In last week’s post, we began our discussion of changing consumer expectations by introducing the idea of 4 categories of consumer sentiment post restrictive orders.
The question becomes, how can a small business adapt to, or appeal to, changes in consumer behavior spurred by the Coronavirus (COVID-19) pandemic.
Think about the two factors we discussed regarding consumer uncertainty: health and safety and technology. From a health and safety standpoint, businesses should stay up to date with local laws and regulations, as well as implement the most current CDC guidelines for the workplace. Simply implementing these measures into your workplace is not enough however. Business owners need to make sure current and prospective customers and employees know what they’re doing to promote a culture and environment that puts their health and safety first.

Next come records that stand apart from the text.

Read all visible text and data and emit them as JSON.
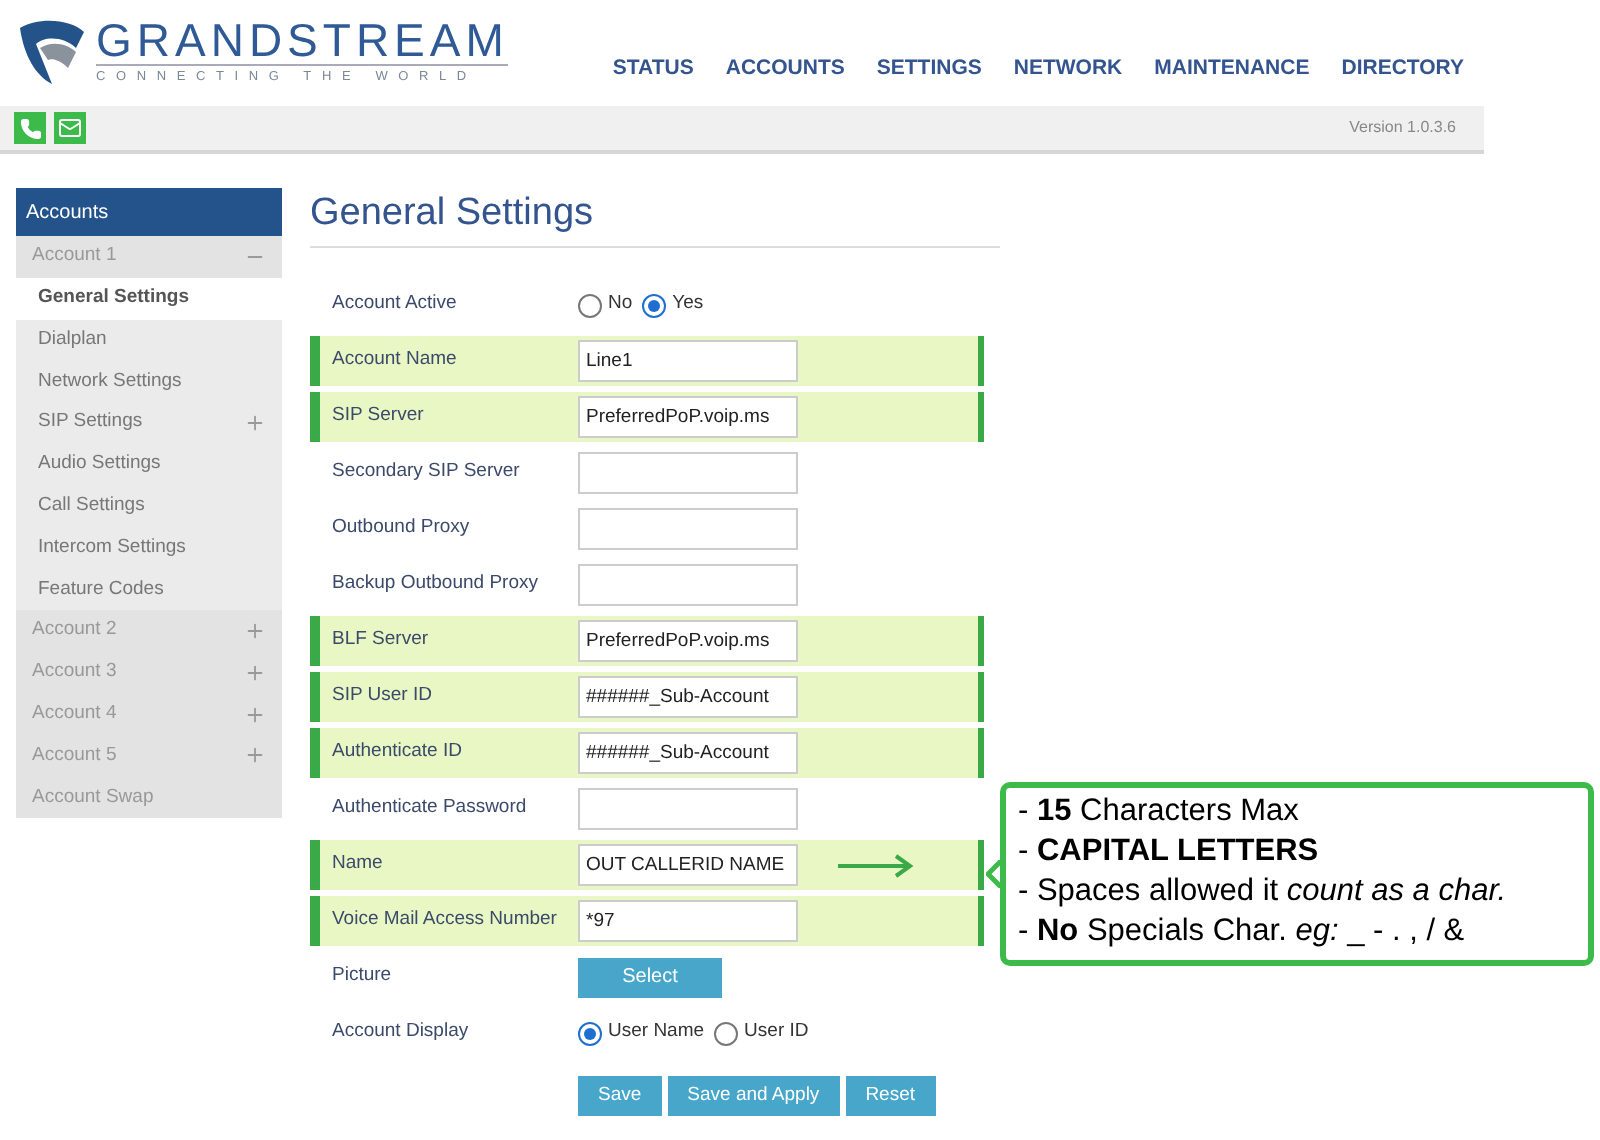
{
  "brand": {
    "name": "GRANDSTREAM",
    "tagline": "CONNECTING THE WORLD"
  },
  "nav": [
    "STATUS",
    "ACCOUNTS",
    "SETTINGS",
    "NETWORK",
    "MAINTENANCE",
    "DIRECTORY"
  ],
  "version": "Version 1.0.3.6",
  "sidebar": {
    "title": "Accounts",
    "items": [
      {
        "label": "Account 1",
        "kind": "group",
        "expanded": true,
        "selected": false,
        "children": [
          {
            "label": "General Settings",
            "kind": "link",
            "selected": true
          },
          {
            "label": "Dialplan",
            "kind": "link",
            "selected": false
          },
          {
            "label": "Network Settings",
            "kind": "link",
            "selected": false
          },
          {
            "label": "SIP Settings",
            "kind": "group",
            "expanded": false,
            "selected": false
          },
          {
            "label": "Audio Settings",
            "kind": "link",
            "selected": false
          },
          {
            "label": "Call Settings",
            "kind": "link",
            "selected": false
          },
          {
            "label": "Intercom Settings",
            "kind": "link",
            "selected": false
          },
          {
            "label": "Feature Codes",
            "kind": "link",
            "selected": false
          }
        ]
      },
      {
        "label": "Account 2",
        "kind": "group",
        "expanded": false,
        "selected": false
      },
      {
        "label": "Account 3",
        "kind": "group",
        "expanded": false,
        "selected": false
      },
      {
        "label": "Account 4",
        "kind": "group",
        "expanded": false,
        "selected": false
      },
      {
        "label": "Account 5",
        "kind": "group",
        "expanded": false,
        "selected": false
      },
      {
        "label": "Account Swap",
        "kind": "link",
        "selected": false
      }
    ]
  },
  "page_title": "General Settings",
  "form": [
    {
      "label": "Account Active",
      "kind": "radio",
      "highlighted": false,
      "options": [
        {
          "label": "No",
          "selected": false
        },
        {
          "label": "Yes",
          "selected": true
        }
      ]
    },
    {
      "label": "Account Name",
      "kind": "text",
      "highlighted": true,
      "value": "Line1"
    },
    {
      "label": "SIP Server",
      "kind": "text",
      "highlighted": true,
      "value": "PreferredPoP.voip.ms"
    },
    {
      "label": "Secondary SIP Server",
      "kind": "text",
      "highlighted": false
    },
    {
      "label": "Outbound Proxy",
      "kind": "text",
      "highlighted": false
    },
    {
      "label": "Backup Outbound Proxy",
      "kind": "text",
      "highlighted": false
    },
    {
      "label": "BLF Server",
      "kind": "text",
      "highlighted": true,
      "value": "PreferredPoP.voip.ms"
    },
    {
      "label": "SIP User ID",
      "kind": "text",
      "highlighted": true,
      "value": "######_Sub-Account"
    },
    {
      "label": "Authenticate ID",
      "kind": "text",
      "highlighted": true,
      "value": "######_Sub-Account"
    },
    {
      "label": "Authenticate Password",
      "kind": "text",
      "highlighted": false
    },
    {
      "label": "Name",
      "kind": "text",
      "highlighted": true,
      "value": "OUT CALLERID NAME",
      "arrow": true
    },
    {
      "label": "Voice Mail Access Number",
      "kind": "text",
      "highlighted": true,
      "value": "*97"
    },
    {
      "label": "Picture",
      "kind": "button",
      "highlighted": false,
      "button": "Select"
    },
    {
      "label": "Account Display",
      "kind": "radio",
      "highlighted": false,
      "options": [
        {
          "label": "User Name",
          "selected": true
        },
        {
          "label": "User ID",
          "selected": false
        }
      ]
    }
  ],
  "actions": [
    "Save",
    "Save and Apply",
    "Reset"
  ],
  "note": [
    "- **15** Characters Max",
    "- **CAPITAL LETTERS**",
    "- Spaces allowed it *count as a char.*",
    "- **No** Specials Char. *eg:* _ - . , / &"
  ]
}
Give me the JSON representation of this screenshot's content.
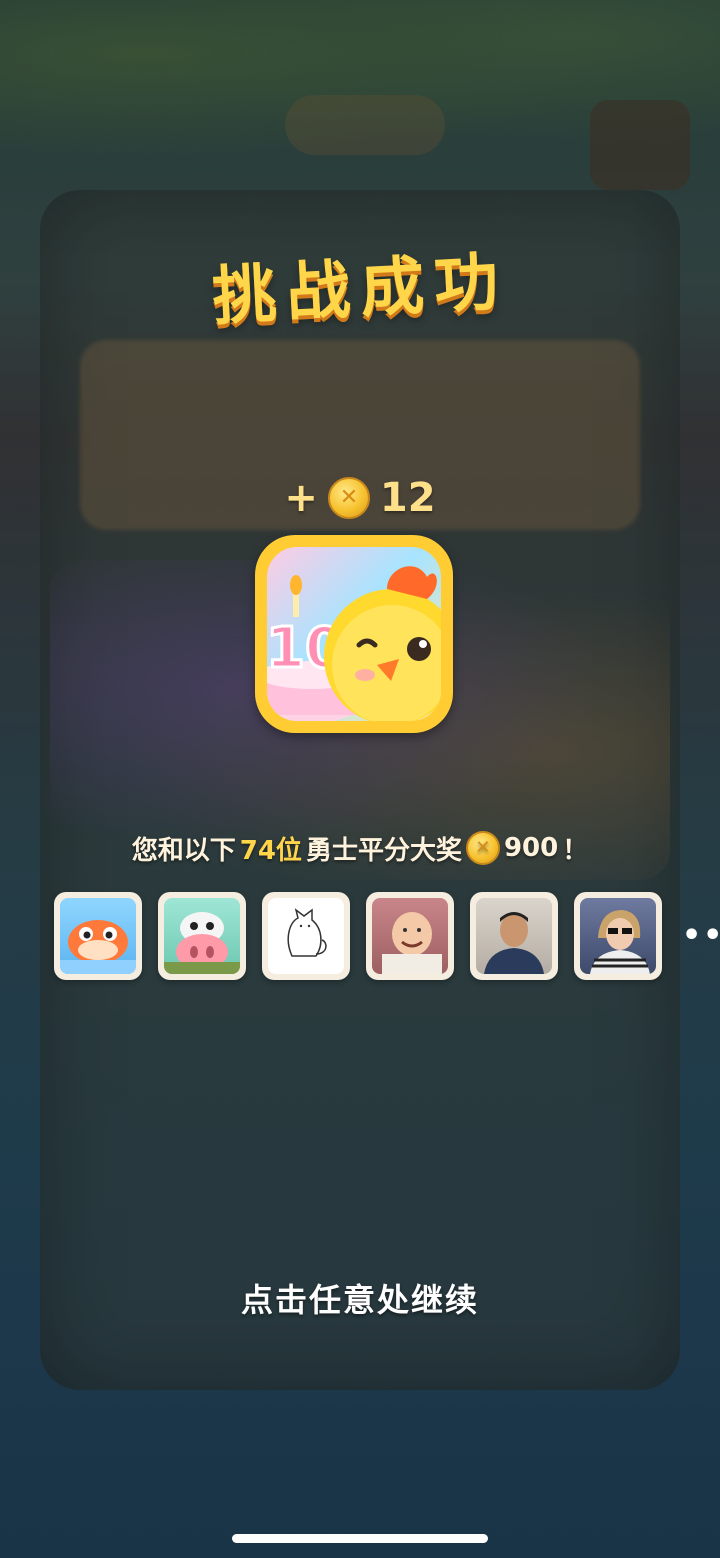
{
  "title": "挑战成功",
  "reward": {
    "prefix": "+",
    "coin_icon": "coin-icon",
    "amount": "12"
  },
  "app_icon": {
    "badge_number": "10"
  },
  "share": {
    "part1": "您和以下",
    "count": "74位",
    "part2": "勇士平分大奖",
    "prize": "900",
    "suffix": "！"
  },
  "avatars": [
    "puffer-fish-avatar",
    "cow-avatar",
    "cat-sketch-avatar",
    "baby-photo-avatar",
    "man-photo-avatar",
    "woman-photo-avatar"
  ],
  "more_label": "•••",
  "continue_label": "点击任意处继续",
  "colors": {
    "title": "#ffd54a",
    "highlight": "#ffd54a",
    "coin": "#f7c22f",
    "frame": "#ffcc33"
  }
}
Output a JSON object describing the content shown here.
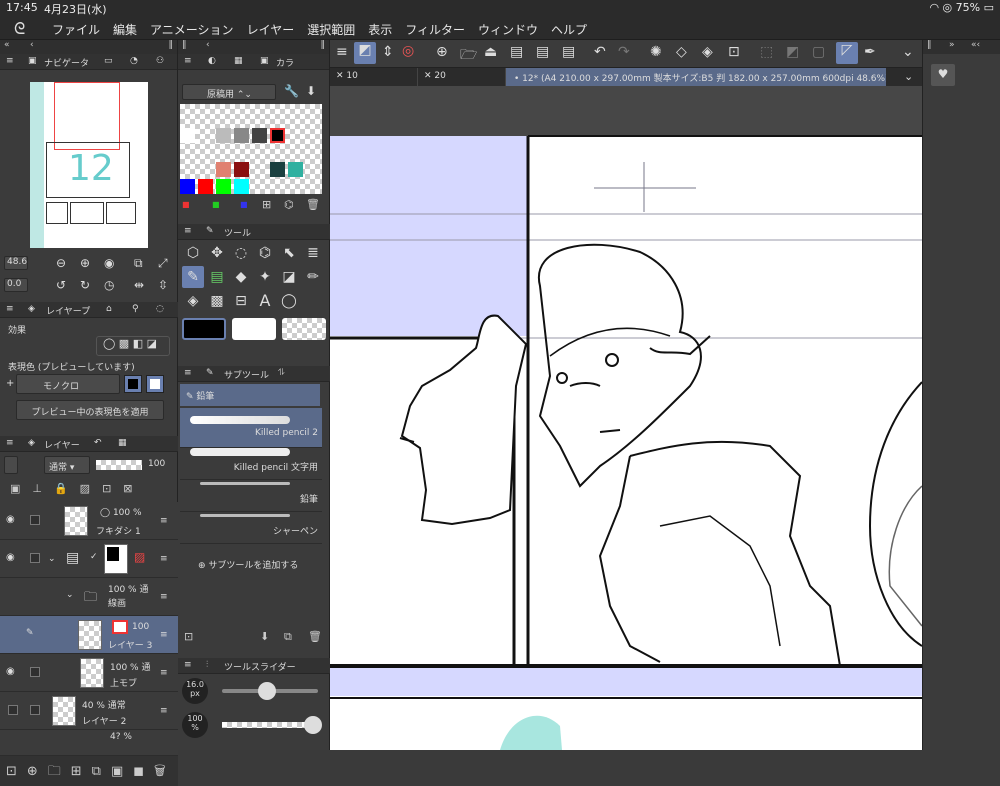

From a technology perspective, businesses that were able to establish alternative processes to sustain operations during shelter-in-place and social distancing protocols should think about how they can implement alternative service offerings in the long term. Such offerings are likely to be a long-term shift in business operations, not just a short-term patch.
During the pandemic, we’ve seen a dramatic increase in consumers using remote technology and online options for product or service purchases, along with alternate delivery methods such as curbside pickup. However, these options were already trending upward. The pandemic has accelerated them and brought them into the forefront of business owners’ awareness. For the millions of consumers who had not previously jumped on the bandwagon, they were forced to, and all at once. As restrictions lift, many people will go back to their old patterns, but others will prefer to stick with the new methods they experimented with during the pandemic. This is where opportunity has arisen for small business owners to differentiate themselves from competitors.
Small business owners should be evaluating ways to appeal to customer preferences that have arisen as a result of the pandemic through their sales processes, product and service delivery methods, and customer service experiences.
Things have changed, and will continue to change. Staying in tune with and appealing to consumer interests will put businesses ahead of the curve.